Non piace al centrodestra ma neppure alle famiglie. «Qualsiasi coppia, omosessuale o eterosessuale che sia, potrà di fatto autoproclamarsi famiglia se e quando vuole, e accedere ai sostegni e alle agevolazioni previste dalla legge come riconoscimento del ruolo sociale e della funzione pubblica della famiglia. Neppure Zapatero ha mai osato tanto», attacca il Forum delle famiglie. E la mozione approvata a Padova per il riconoscimento delle coppie conviventi, etero e omo, viene decisamente respinta anche dall’opposizione.
Il presidente di Alleanza Nazionale, Gianfranco Fini, si limita ad un secco «non condivido questa iniziativa» mentre sempre da An si leva la voce di Riccardo Pedrizzi, responsabile nazionale per le politiche della famiglia. Pedrizzi giudica la mozione incostituzionale «poiché equipara, dal punto di vista giuridico, la famiglia fondata sul matrimonio a una fantomatica famiglia basata su vincoli affettivi, elevando a dignità tale da meritare la formalizzazione anagrafica, pubblica, alla pari della registrazione del matrimonio, un dato meramente privato e fattuale, costituito appunto dalla convivenza».

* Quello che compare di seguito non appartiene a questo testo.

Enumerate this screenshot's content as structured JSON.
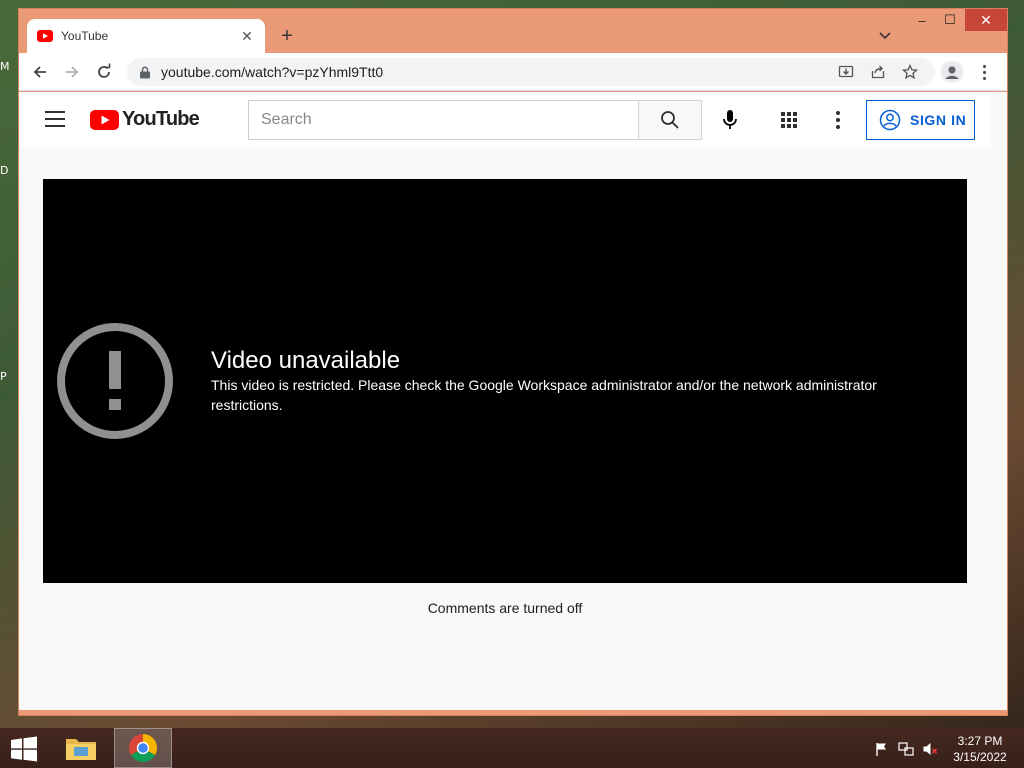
{
  "desktop": {
    "edge_letters": [
      "M",
      "D",
      "P"
    ]
  },
  "browser": {
    "tab": {
      "title": "YouTube"
    },
    "new_tab_glyph": "+",
    "window_controls": {
      "minimize": "–",
      "maximize": "☐",
      "close": "✕"
    },
    "address": {
      "url": "youtube.com/watch?v=pzYhml9Ttt0"
    }
  },
  "youtube": {
    "logo_text": "YouTube",
    "search": {
      "placeholder": "Search"
    },
    "sign_in_label": "SIGN IN",
    "brand_red": "#ff0000",
    "link_blue": "#065fd4"
  },
  "player": {
    "error_title": "Video unavailable",
    "error_message": "This video is restricted. Please check the Google Workspace administrator and/or the network administrator restrictions."
  },
  "comments": {
    "status": "Comments are turned off"
  },
  "taskbar": {
    "clock_time": "3:27 PM",
    "clock_date": "3/15/2022"
  }
}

Per l’azzurro Maurizio Lupi «l’iniziativa assunta dal Consiglio comunale di Padova è molto grave e pericolosa perché vuole introdurre una legittimazione, non prevista dalle attuali normative, delle coppie di fatto, minando in questo modo il principio fondamentale della famiglia sul quale si basa la nostra società». Lupi giudica «assurdo e provocatorio che qualche esponente dell’Unione proponga addirittura una legge nazionale che andrebbe a calpestare i valori incarnati dalla famiglia e dalla persona».

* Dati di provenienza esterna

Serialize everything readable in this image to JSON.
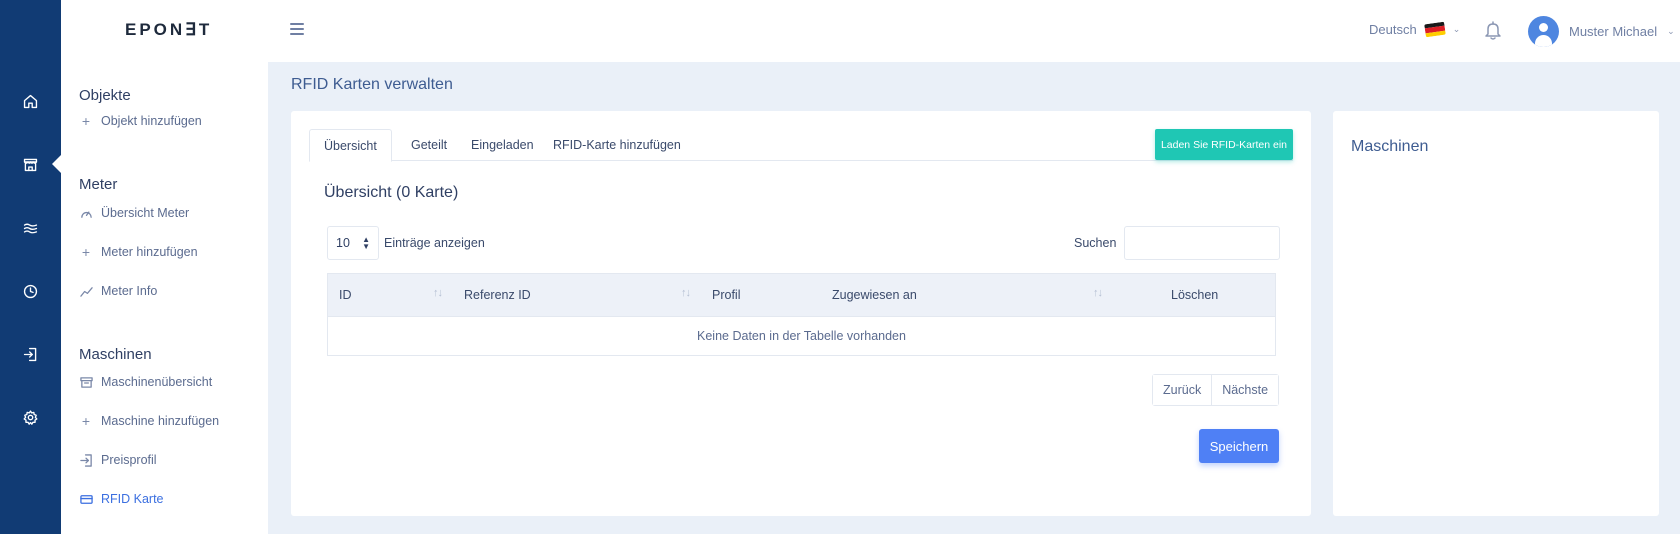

La deputata padovana della Lega Nord, Paola Goisis, chiede «che cosa ne pensi il premier Romano Prodi» sia della mozione sia del plauso giunto da molti ministri del suo governo ad un provvedimento che sancisce «il riconoscimento delle coppie di fatto, etero e omosessuali, a Padova». Per la Goisis si tratta di una forzatura «provocatoria nei confronti dei cittadini che in campagna elettorale avevano avuto l’assicurazione che la famiglia omosessuale non era un punto del programma di governo. Si tratta di un vero e proprio attacco alla famiglia, intesa come unione di un uomo e di una donna fondata sul matrimonio, legalmente riconosciuta, fulcro della società, che noi della Lega Nord intendiamo difendere contro la deriva zapaterista della sinistra al governo».